Mesmo que um orçamento seja elaborado com muita diligência a partir de informações atualizadas e fidedignas, é comum a necessidade de se realizarem alterações qualitativas e quantitativas no orçamento ao longo do período de execução. Diante da necessidade de abrir um crédito adicional especial em um dado momento do exercício financeiro, deve-se observar que:
- A)a programação de despesa a ser reforçada não deverá ser alterada;
Errada, porque a abertura de crédito adicional especial não exige que a programação da despesa a ser reforçada permaneça imutável; essa ideia se relaciona mais ao crédito suplementar.

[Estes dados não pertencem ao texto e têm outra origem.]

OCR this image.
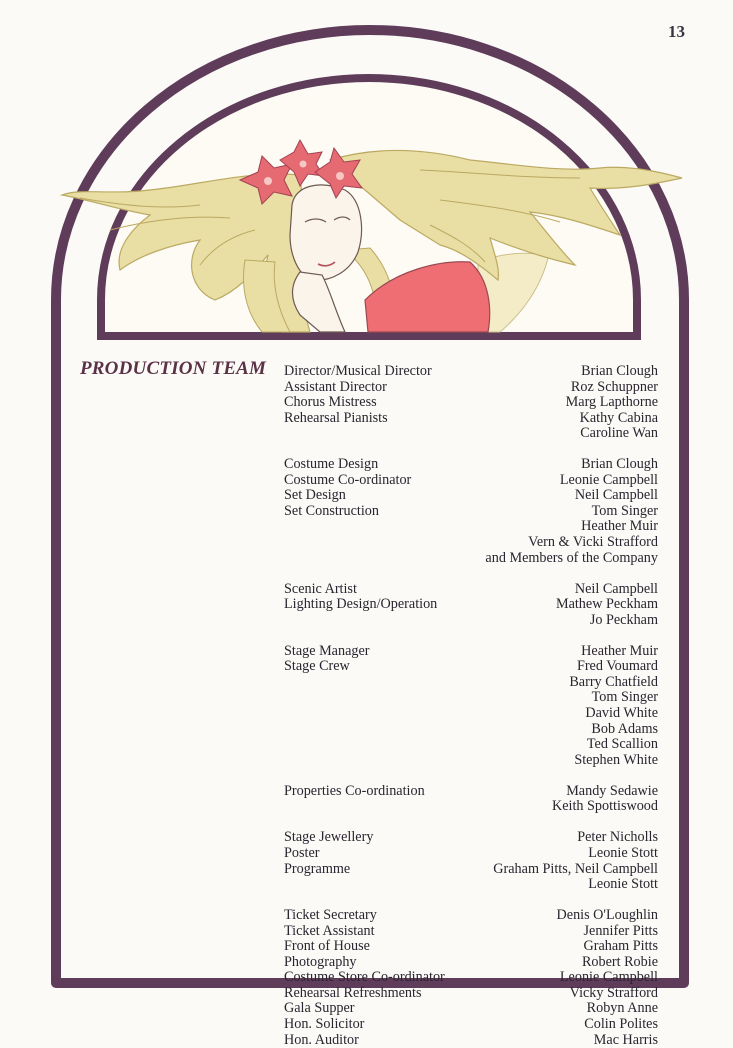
13
PRODUCTION TEAM Director/Musical Director	Brian Clough
Assistant Director	Roz Schuppner
Chorus Mistress	Marg Lapthorne
Rehearsal Pianists	Kathy Cabina
Caroline Wan
Costume Design	Brian Clough
Costume Co-ordinator	Leonie Campbell
Set Design	Neil Campbell
Set Construction	Tom Singer
Heather Muir
Vern & Vicki Strafford
and Members of the Company
Scenic Artist	Neil Campbell
Lighting Design/Operation	Mathew Peckham
Jo Peckham
Stage Manager	Heather Muir
Stage Crew	Fred Voumard
Barry Chatfield
Tom Singer
David White
Bob Adams
Ted Scallion
Stephen White
Properties Co-ordination	Mandy Sedawie
Keith Spottiswood
Stage Jewellery	Peter Nicholls
Poster	Leonie Stott
Programme	Graham Pitts, Neil Campbell
Leonie Stott
Ticket Secretary	Denis O'Loughlin
Ticket Assistant	Jennifer Pitts
Front of House	Graham Pitts
Photography	Robert Robie
Costume Store Co-ordinator	Leonie Campbell
Rehearsal Refreshments	Vicky Strafford
Gala Supper	Robyn Anne
Hon. Solicitor	Colin Polites
Hon. Auditor	Mac Harris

- B)há um limite de abertura de tais créditos na lei orçamentária;
Errada, porque o limite para abertura de créditos adicionais na própria lei orçamentária é tema típico do crédito suplementar, e não do crédito especial.
- C)pode ser coberto com recursos resultantes da anulação parcial de créditos adicionais;
Certa, pois o crédito adicional especial pode ser financiado com recursos da anulação parcial de créditos adicionais, conforme a Lei 4.320/1964.
- D)sua execução não poderá se estender para além do exercício corrente;
Errada, porque, em regra, créditos adicionais especiais e extraordinários podem ter vigência além do exercício financeiro em que foram abertos, se autorizados nos termos legais.
- E)tais créditos não poderão ser abertos nos últimos quatro meses do exercício financeiro.
Errada, porque a vedação de abertura nos últimos quatro meses do exercício é regra ligada a outro tipo de operação com crédito adicional, e não ao crédito especial.
Gabarito: C
Crédito adicional especial é usado quando surge uma despesa nova, que não estava prevista na lei orçamentária. Em outras palavras, o orçamento não “nasceu” com aquela despesa, então o Poder Público precisa abrir um crédito próprio para incluí-la e permitir sua execução. A base geral está na Lei 4.320/1964, que trata dos créditos adicionais, e na Constituição, no art. 167, que impõe limites para proteger o equilíbrio orçamentário. A lógica aqui é simples: se o governo precisa gastar com algo novo, ele não pode inventar dinheiro do nada. É necessário apontar a fonte de recursos, e a lei admite várias formas de cobertura, como superávit financeiro, excesso de arrecadação e anulação de dotação. Quando a prova fala em crédito adicional especial, ela está justamente cobrando esse cuidado com a origem dos recursos. O gabarito é a letra C porque a abertura de crédito adicional especial pode ser coberta com recursos resultantes da anulação parcial de créditos adicionais. Isso está de acordo com o art. 43 da Lei 4.320/1964, que autoriza a utilização de recursos provenientes da anulação parcial ou total de dotações orçamentárias ou de créditos adicionais autorizados em lei. Então, se você viu uma alternativa dizendo que a cobertura pode vir da anulação de parte de outro crédito adicional, pode marcar sem medo: a conta fecha dentro das regras do orçamento. O ponto central é este: crédito adicional especial não nasce sozinho, ele precisa de autorização e de fonte de custeio devidamente identificada.